Courtesy of Pimp My Library, a link to a photoessay on Slate about the future of public libraries. It asks:
What sort of public library does the "digital world" of Google, Wikipedia, and Kindle* require?
The photoessay shows some modern and older library spaces, all with a monumental grandeur but with varying futures.
Alongside the final slide, it says:
Ross Dawson, a business consultant who tracks different customs, devices, and institutions on what he calls an Extinction Timeline, predicts that libraries will disappear in 2019. He's probably right as far as the function of the library as a civic monument, or as a public repository for books, is concerned. On the other hand, in its mutating role as urban hangout, meeting place, and arbiter of information, the public library seems far from spent.

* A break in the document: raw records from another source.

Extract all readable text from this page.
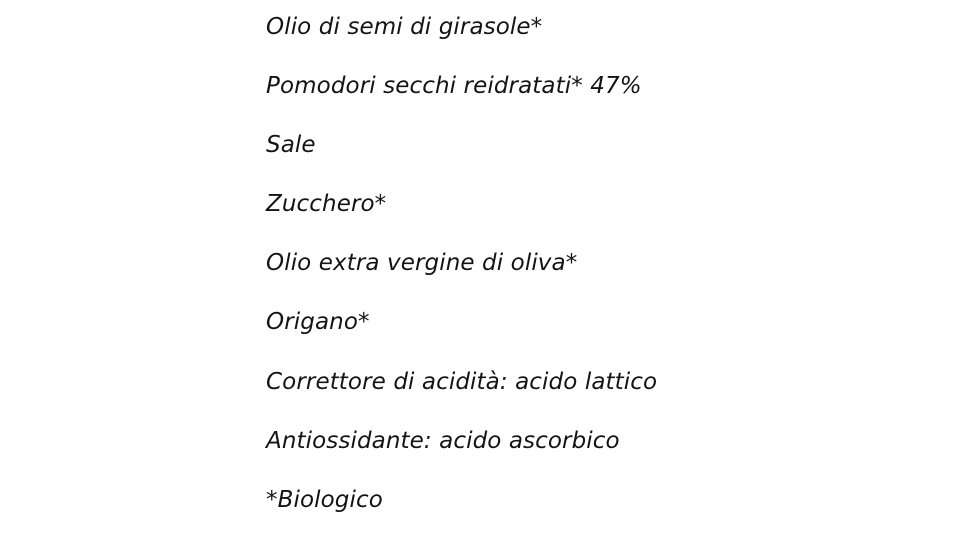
Olio di semi di girasole*
Pomodori secchi reidratati* 47%
Sale
Zucchero*
Olio extra vergine di oliva*
Origano*
Correttore di acidità: acido lattico
Antiossidante: acido ascorbico
*Biologico
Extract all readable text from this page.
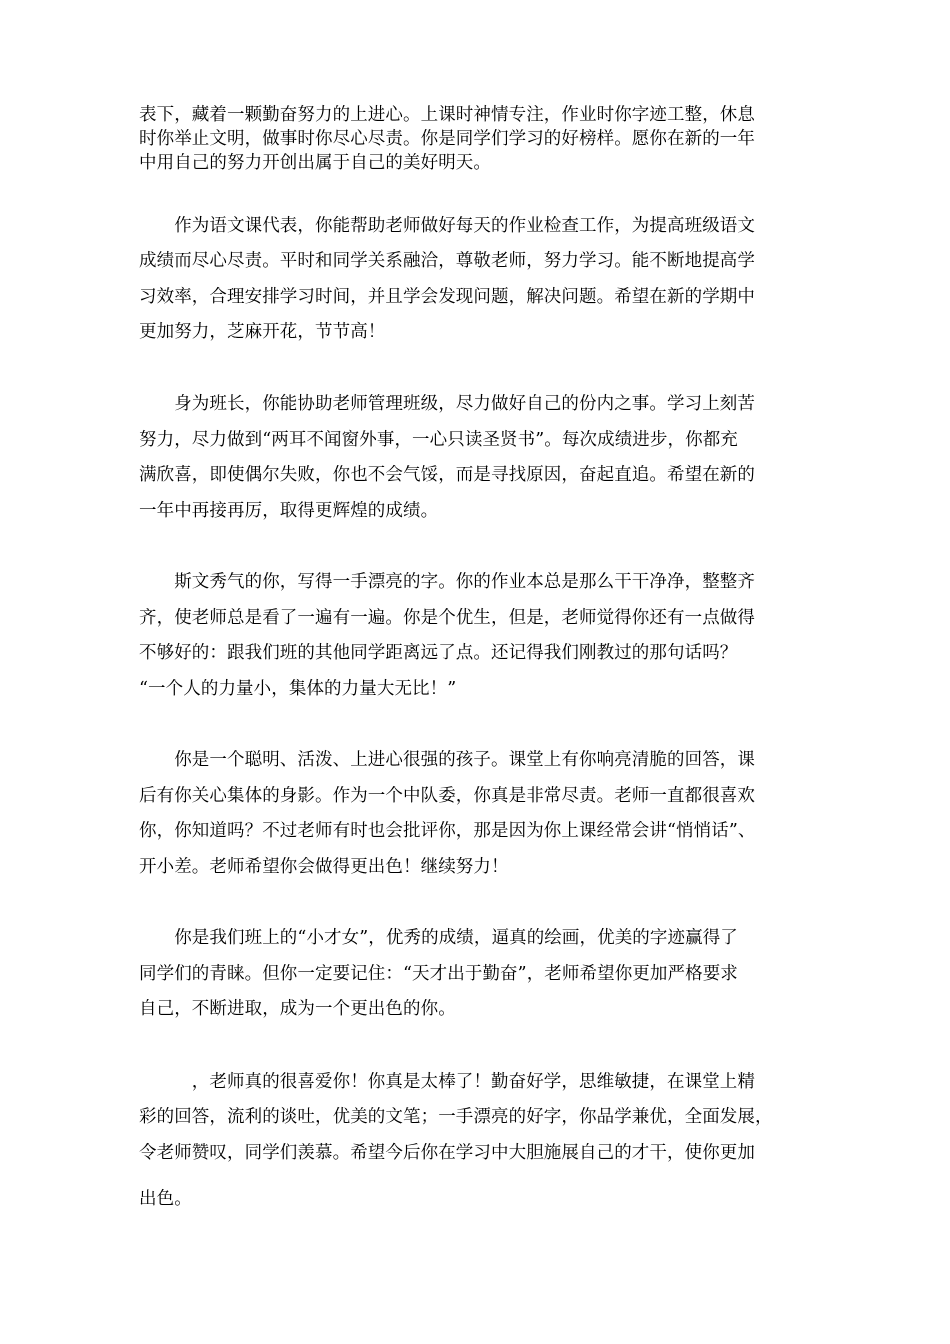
表下，藏着一颗勤奋努力的上进心。上课时神情专注，作业时你字迹工整，休息
时你举止文明，做事时你尽心尽责。你是同学们学习的好榜样。愿你在新的一年
中用自己的努力开创出属于自己的美好明天。
　　作为语文课代表，你能帮助老师做好每天的作业检查工作，为提高班级语文
成绩而尽心尽责。平时和同学关系融洽，尊敬老师，努力学习。能不断地提高学
习效率，合理安排学习时间，并且学会发现问题，解决问题。希望在新的学期中
更加努力，芝麻开花，节节高！
　　身为班长，你能协助老师管理班级，尽力做好自己的份内之事。学习上刻苦
努力，尽力做到“两耳不闻窗外事，一心只读圣贤书”。每次成绩进步，你都充
满欣喜，即使偶尔失败，你也不会气馁，而是寻找原因，奋起直追。希望在新的
一年中再接再厉，取得更辉煌的成绩。
　　斯文秀气的你，写得一手漂亮的字。你的作业本总是那么干干净净，整整齐
齐，使老师总是看了一遍有一遍。你是个优生，但是，老师觉得你还有一点做得
不够好的：跟我们班的其他同学距离远了点。还记得我们刚教过的那句话吗？
“一个人的力量小，集体的力量大无比！”
　　你是一个聪明、活泼、上进心很强的孩子。课堂上有你响亮清脆的回答，课
后有你关心集体的身影。作为一个中队委，你真是非常尽责。老师一直都很喜欢
你，你知道吗？不过老师有时也会批评你，那是因为你上课经常会讲“悄悄话”、
开小差。老师希望你会做得更出色！继续努力！
　　你是我们班上的“小才女”，优秀的成绩，逼真的绘画，优美的字迹赢得了
同学们的青睐。但你一定要记住：“天才出于勤奋”，老师希望你更加严格要求
自己，不断进取，成为一个更出色的你。
　　　，老师真的很喜爱你！你真是太棒了！勤奋好学，思维敏捷，在课堂上精
彩的回答，流利的谈吐，优美的文笔；一手漂亮的好字，你品学兼优，全面发展，
令老师赞叹，同学们羡慕。希望今后你在学习中大胆施展自己的才干，使你更加
出色。
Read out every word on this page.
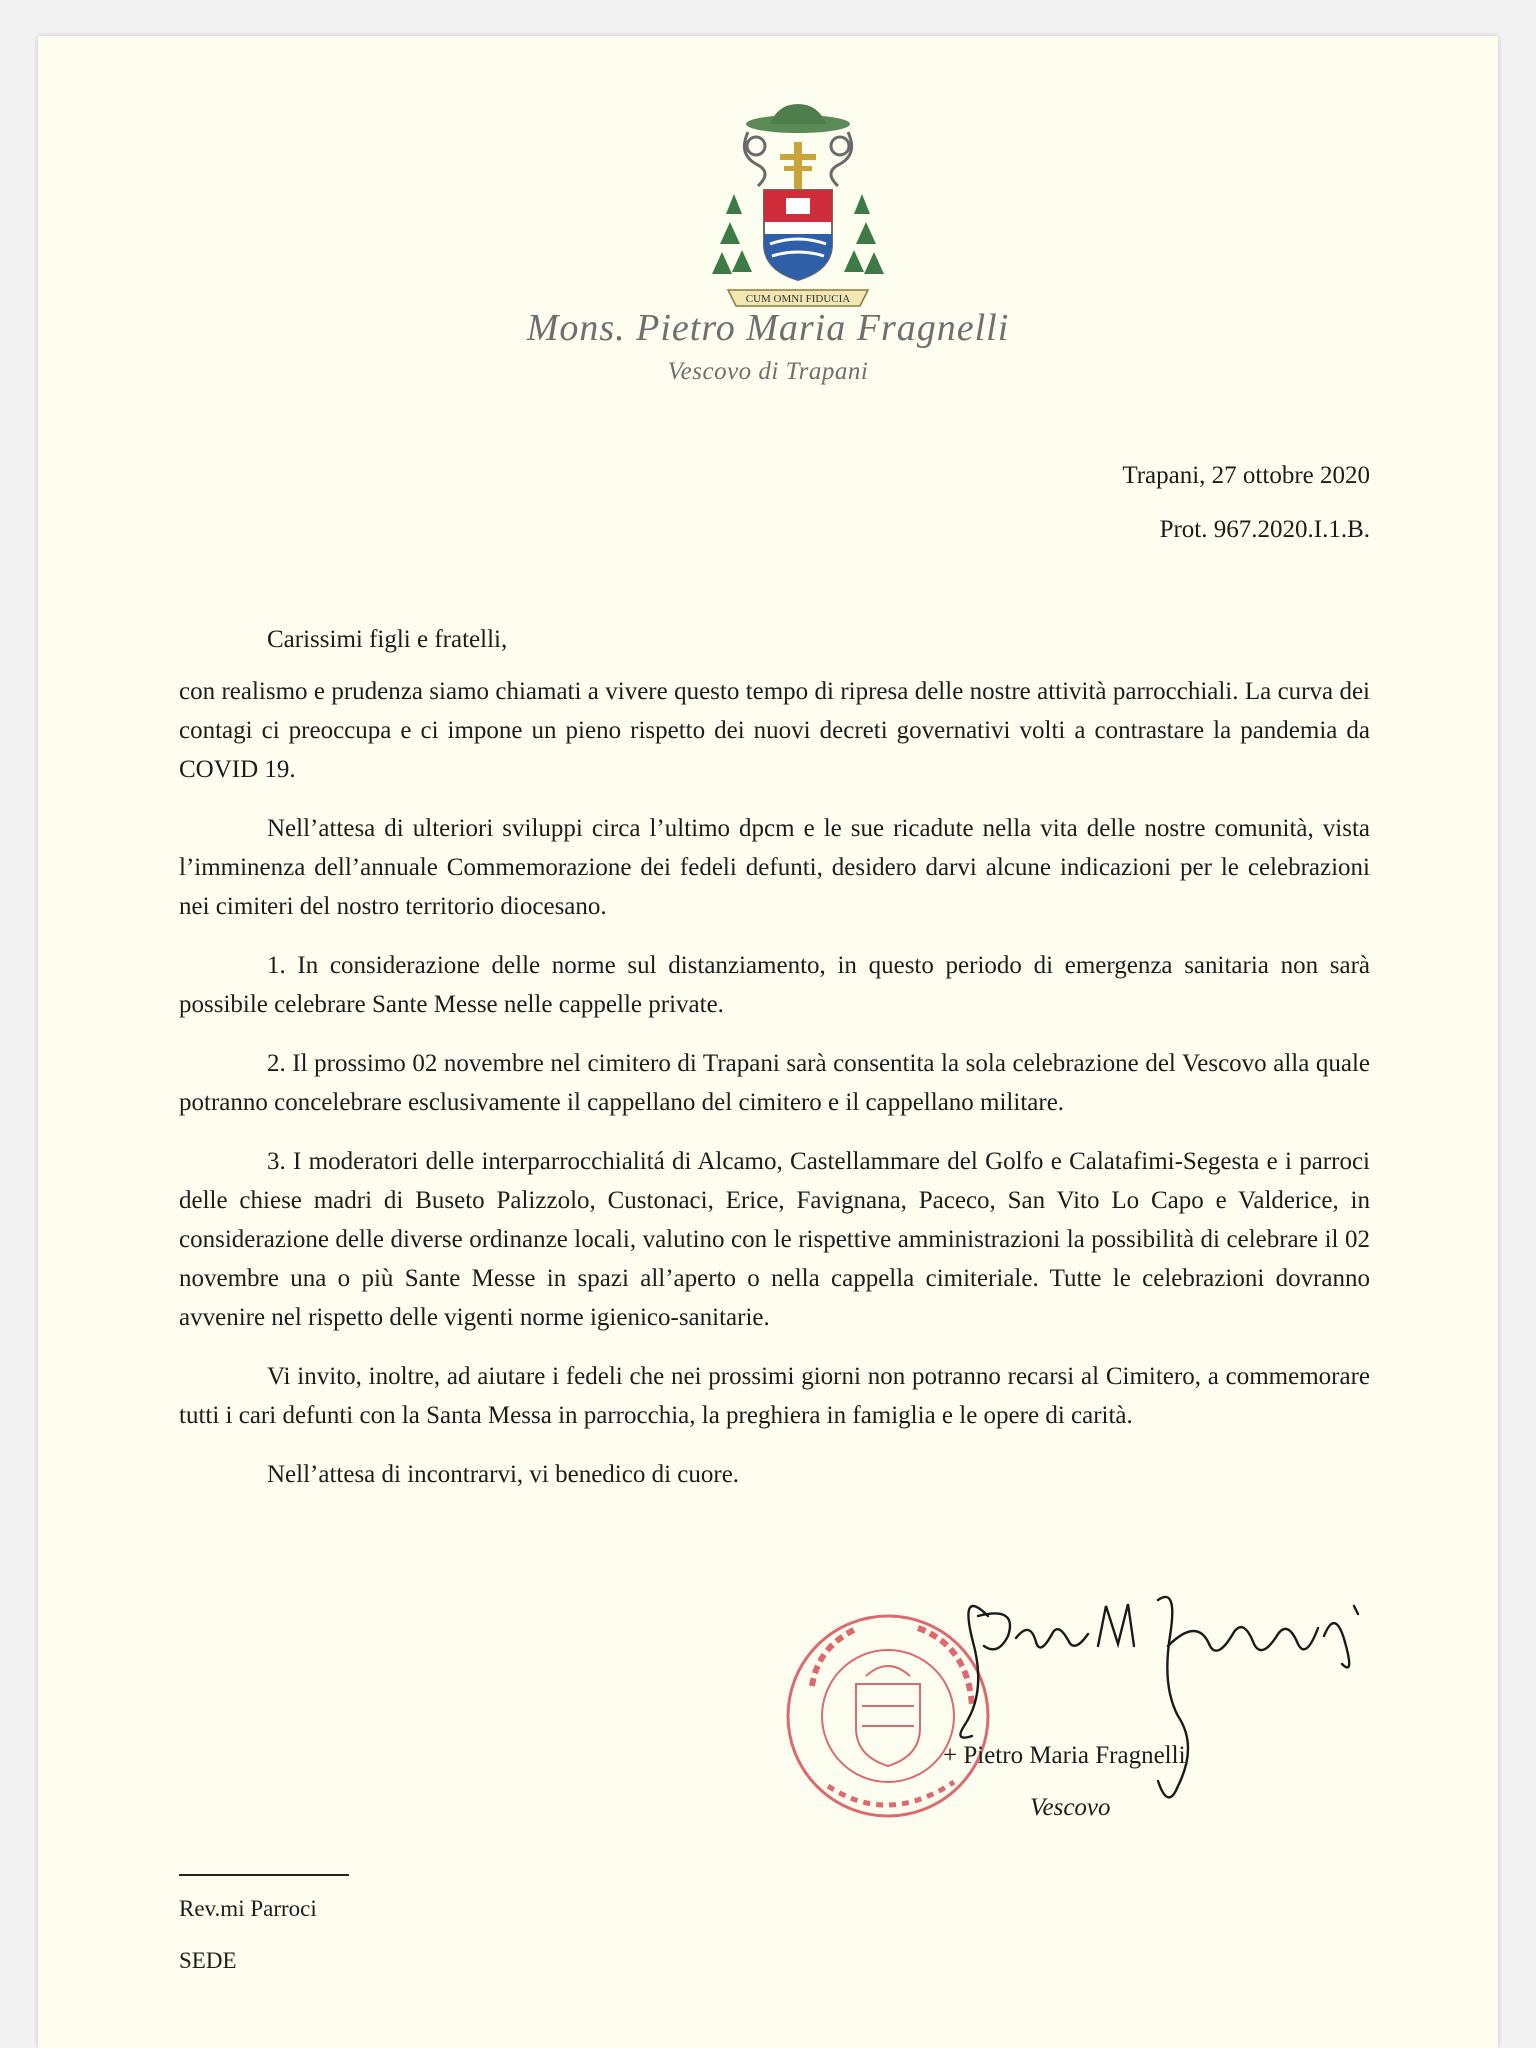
CUM OMNI FIDUCIA
Mons. Pietro Maria Fragnelli
Vescovo di Trapani
Trapani, 27 ottobre 2020
Prot. 967.2020.I.1.B.
Carissimi figli e fratelli,

con realismo e prudenza siamo chiamati a vivere questo tempo di ripresa delle nostre attività parrocchiali. La curva dei contagi ci preoccupa e ci impone un pieno rispetto dei nuovi decreti governativi volti a contrastare la pandemia da COVID 19.

Nell’attesa di ulteriori sviluppi circa l’ultimo dpcm e le sue ricadute nella vita delle nostre comunità, vista l’imminenza dell’annuale Commemorazione dei fedeli defunti, desidero darvi alcune indicazioni per le celebrazioni nei cimiteri del nostro territorio diocesano.

1. In considerazione delle norme sul distanziamento, in questo periodo di emergenza sanitaria non sarà possibile celebrare Sante Messe nelle cappelle private.

2. Il prossimo 02 novembre nel cimitero di Trapani sarà consentita la sola celebrazione del Vescovo alla quale potranno concelebrare esclusivamente il cappellano del cimitero e il cappellano militare.

3. I moderatori delle interparrocchialitá di Alcamo, Castellammare del Golfo e Calatafimi-Segesta e i parroci delle chiese madri di Buseto Palizzolo, Custonaci, Erice, Favignana, Paceco, San Vito Lo Capo e Valderice, in considerazione delle diverse ordinanze locali, valutino con le rispettive amministrazioni la possibilità di celebrare il 02 novembre una o più Sante Messe in spazi all’aperto o nella cappella cimiteriale. Tutte le celebrazioni dovranno avvenire nel rispetto delle vigenti norme igienico-sanitarie.

Vi invito, inoltre, ad aiutare i fedeli che nei prossimi giorni non potranno recarsi al Cimitero, a commemorare tutti i cari defunti con la Santa Messa in parrocchia, la preghiera in famiglia e le opere di carità.

Nell’attesa di incontrarvi, vi benedico di cuore.

+ Pietro Maria Fragnelli
Vescovo
Rev.mi Parroci
SEDE
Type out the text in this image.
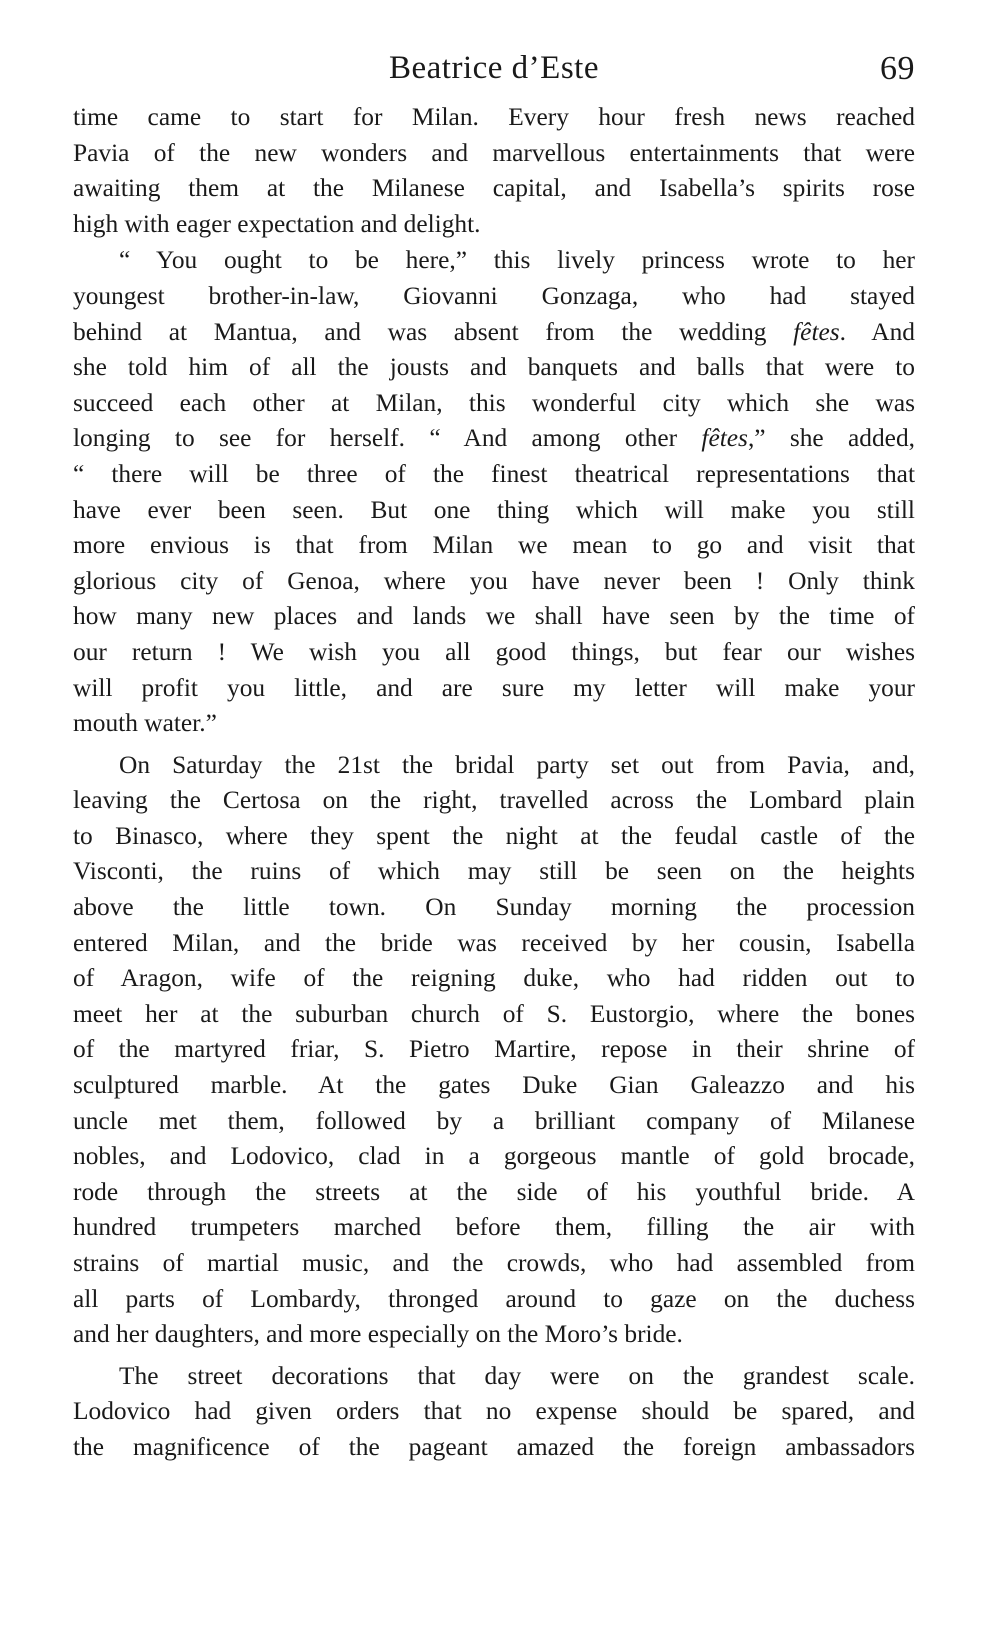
Beatrice d’Este	69
time came to start for Milan. Every hour fresh news reached
Pavia of the new wonders and marvellous entertainments that were
awaiting them at the Milanese capital, and Isabella’s spirits rose
high with eager expectation and delight.
“ You ought to be here,” this lively princess wrote to her
youngest brother-in-law, Giovanni Gonzaga, who had stayed
behind at Mantua, and was absent from the wedding fêtes. And
she told him of all the jousts and banquets and balls that were to
succeed each other at Milan, this wonderful city which she was
longing to see for herself. “ And among other fêtes,” she added,
“ there will be three of the finest theatrical representations that
have ever been seen. But one thing which will make you still
more envious is that from Milan we mean to go and visit that
glorious city of Genoa, where you have never been ! Only think
how many new places and lands we shall have seen by the time of
our return ! We wish you all good things, but fear our wishes
will profit you little, and are sure my letter will make your
mouth water.”
On Saturday the 21st the bridal party set out from Pavia, and,
leaving the Certosa on the right, travelled across the Lombard plain
to Binasco, where they spent the night at the feudal castle of the
Visconti, the ruins of which may still be seen on the heights
above the little town. On Sunday morning the procession
entered Milan, and the bride was received by her cousin, Isabella
of Aragon, wife of the reigning duke, who had ridden out to
meet her at the suburban church of S. Eustorgio, where the bones
of the martyred friar, S. Pietro Martire, repose in their shrine of
sculptured marble. At the gates Duke Gian Galeazzo and his
uncle met them, followed by a brilliant company of Milanese
nobles, and Lodovico, clad in a gorgeous mantle of gold brocade,
rode through the streets at the side of his youthful bride. A
hundred trumpeters marched before them, filling the air with
strains of martial music, and the crowds, who had assembled from
all parts of Lombardy, thronged around to gaze on the duchess
and her daughters, and more especially on the Moro’s bride.
The street decorations that day were on the grandest scale.
Lodovico had given orders that no expense should be spared, and
the magnificence of the pageant amazed the foreign ambassadors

This has less to do with the digital world—or the digital word—than with the age-old need for human contact.
And so, in the context of school libraries and teacher librarians, what can we do, should we be thinking about and doing, to make our libraries remain current, relevant, answering the needs of our clientele?
*Kindle note: you can't buy a Kindle if you live outside the US, and even if you bought one while there, I'm not sure that you could download anything after you'd left the US, or if its wireless system would work outside the US. Maybe one day. Vague equivalents here in Oz seem to be twice as expensive, to start with (eg. Dymocks' iLiad, which retails for $899AU).